X_catboost_tr_df = X_catboost_tr.to_pandas()
X_catboost_va_df = X_catboost_va.to_pandas()
X_catboost_te_df = X_catboost_te.to_pandas()

# Verify data types before Pool creation
print("Verifying data types before Pool creation...")
print(f"   Training data shape: {X_catboost_tr_df.shape}")
print(f"   Training data memory usage: {X_catboost_tr_df.memory_usage().sum() / 1024**2:.1f} MB")

# Check categorical columns specifically
for i, cat_idx in enumerate(catboost_cat_indices[:3]):
    col_name = X_catboost_tr_df.columns[cat_idx]
    col_data = X_catboost_tr_df.iloc[:, cat_idx]
    print(f"   Cat feature {i} (col {cat_idx}, '{col_name}'): dtype={col_data.dtype}, sample={col_data.head(3).tolist()}")

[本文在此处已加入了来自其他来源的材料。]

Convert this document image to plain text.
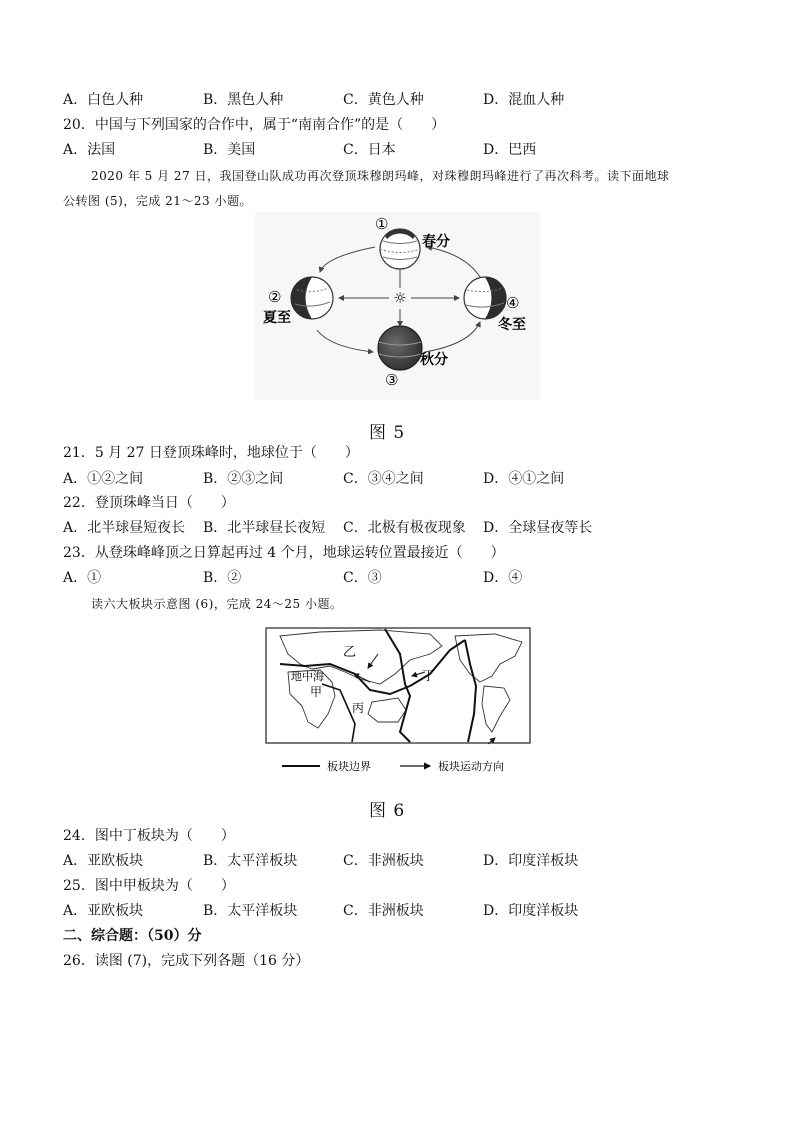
A．白色人种	B．黑色人种	C．黄色人种	D．混血人种
20．中国与下列国家的合作中，属于“南南合作”的是（　　）
A．法国	B．美国	C．日本	D．巴西
2020 年 5 月 27 日，我国登山队成功再次登顶珠穆朗玛峰，对珠穆朗玛峰进行了再次科考。读下面地球
公转图 (5)，完成 21～23 小题。
☼
①
春分
②
夏至
秋分
③
④
冬至
图 5
21．5 月 27 日登顶珠峰时，地球位于（　　）
A．①②之间	B．②③之间	C．③④之间	D．④①之间
22．登顶珠峰当日（　　）
A．北半球昼短夜长 B．北半球昼长夜短 C．北极有极夜现象 D．全球昼夜等长
23．从登珠峰峰顶之日算起再过 4 个月，地球运转位置最接近（　　）
A．①	B．②	C．③	D．④
读六大板块示意图 (6)，完成 24～25 小题。
乙
地中海
甲
丙
丁
板块边界	板块运动方向
图 6
24．图中丁板块为（　　）
A．亚欧板块	B．太平洋板块	C．非洲板块	D．印度洋板块
25．图中甲板块为（　　）
A．亚欧板块	B．太平洋板块	C．非洲板块	D．印度洋板块
二、综合题：（50）分
26．读图 (7)，完成下列各题（16 分）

# Step 5: Create CatBoost pools with properly typed DataFrames
print("Creating CatBoost Pool objects with DataFrames...")

train_pool = Pool(
    data=X_catboost_tr_df,  # ✅ Using DataFrame instead of numpy array
    label=y_tr.to_numpy().flatten(),
    group_id=groups_tr.to_numpy().flatten(),
    cat_features=catboost_cat_indices
)

val_pool = Pool(
    data=X_catboost_va_df,  # ✅ Using DataFrame instead of numpy array
    label=y_va.to_numpy().flatten(),
    group_id=groups_va.to_numpy().flatten(),
    cat_features=catboost_cat_indices
)

print("CatBoost Pool objects created successfully!")
print(f"   Training pool: {train_pool.num_row()} rows x {train_pool.num_col()} cols")
print(f"   Validation pool: {val_pool.num_row()} rows x {val_pool.num_col()} cols")
print(f"   Categorical features: {len(catboost_cat_indices)} indices")

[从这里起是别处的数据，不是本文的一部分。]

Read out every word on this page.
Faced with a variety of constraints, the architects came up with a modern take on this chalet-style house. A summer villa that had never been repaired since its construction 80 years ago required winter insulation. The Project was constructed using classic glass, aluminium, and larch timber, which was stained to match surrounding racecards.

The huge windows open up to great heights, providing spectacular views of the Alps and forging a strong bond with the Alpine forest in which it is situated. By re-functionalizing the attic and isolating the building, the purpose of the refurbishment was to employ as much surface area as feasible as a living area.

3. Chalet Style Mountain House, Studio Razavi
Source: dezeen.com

# Step 6: Train CatBoost model with v3 efficiency-optimized parameters
print("Training CatBoost model with v3 efficiency optimizations...")

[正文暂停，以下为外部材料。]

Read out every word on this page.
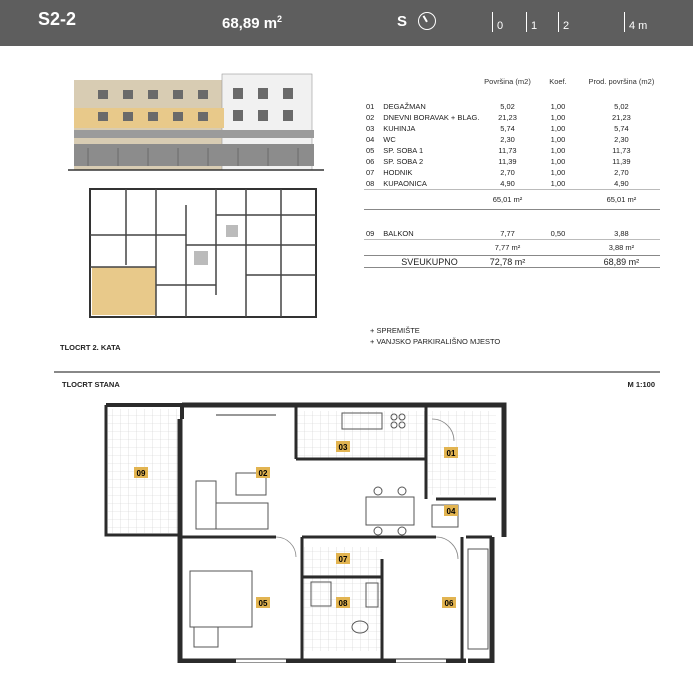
S2-2	68,89 $m^2$	S	0	1	2	4 m
		Površina (m2)	Koef.	Prod. površina (m2)

01	DEGAŽMAN	5,02	1,00	5,02
02	DNEVNI BORAVAK + BLAG.	21,23	1,00	21,23
03	KUHINJA	5,74	1,00	5,74
04	WC	2,30	1,00	2,30
05	SP. SOBA 1	11,73	1,00	11,73
06	SP. SOBA 2	11,39	1,00	11,39
07	HODNIK	2,70	1,00	2,70
08	KUPAONICA	4,90	1,00	4,90
		65,01 m²		65,01 m²

09	BALKON	7,77	0,50	3,88
		7,77 m²		3,88 m²
	SVEUKUPNO	72,78 m²		68,89 m²
+ SPREMIŠTE
+ VANJSKO PARKIRALIŠNO MJESTO
TLOCRT 2. KATA
TLOCRT STANA	M 1:100
09	02
03
01
04
07
05	08	06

# CatBoost parameters optimized for business features (v3 - Efficiency)
catboost_params = {
    'loss_function': 'YetiRank',
    'custom_metric': ['NDCG:top=3'],
    'iterations': 1500,          # 从2000减少到1500，基于其他模型收敛分析
    'learning_rate': 0.15,       # 从0.12提升到0.15，更快收敛
    'depth': 8,                  # 保持8，良好的深度
    'l2_leaf_reg': 4.0,          # 保持4.0，适度正则化
    'bootstrap_type': 'Bayesian',
    'bagging_temperature': 0.8,
    'subsample': 0.85,
    'random_strength': 0.8,
    'one_hot_max_size': 10,
    'max_ctr_complexity': 3,
    'random_seed': RANDOM_STATE,
    'thread_count': -1,
    'verbose': 50
}

print("V3 CatBoost efficiency optimizations:")
print("- Reduced iterations from 2000 to 1500")
print("- Increased learning rate (0.15) for faster convergence")
print("- Tighter early stopping for efficiency")
print("- FIXED DataFrame approach prevents data type errors")
print("- Target: Same performance with 25% less training time")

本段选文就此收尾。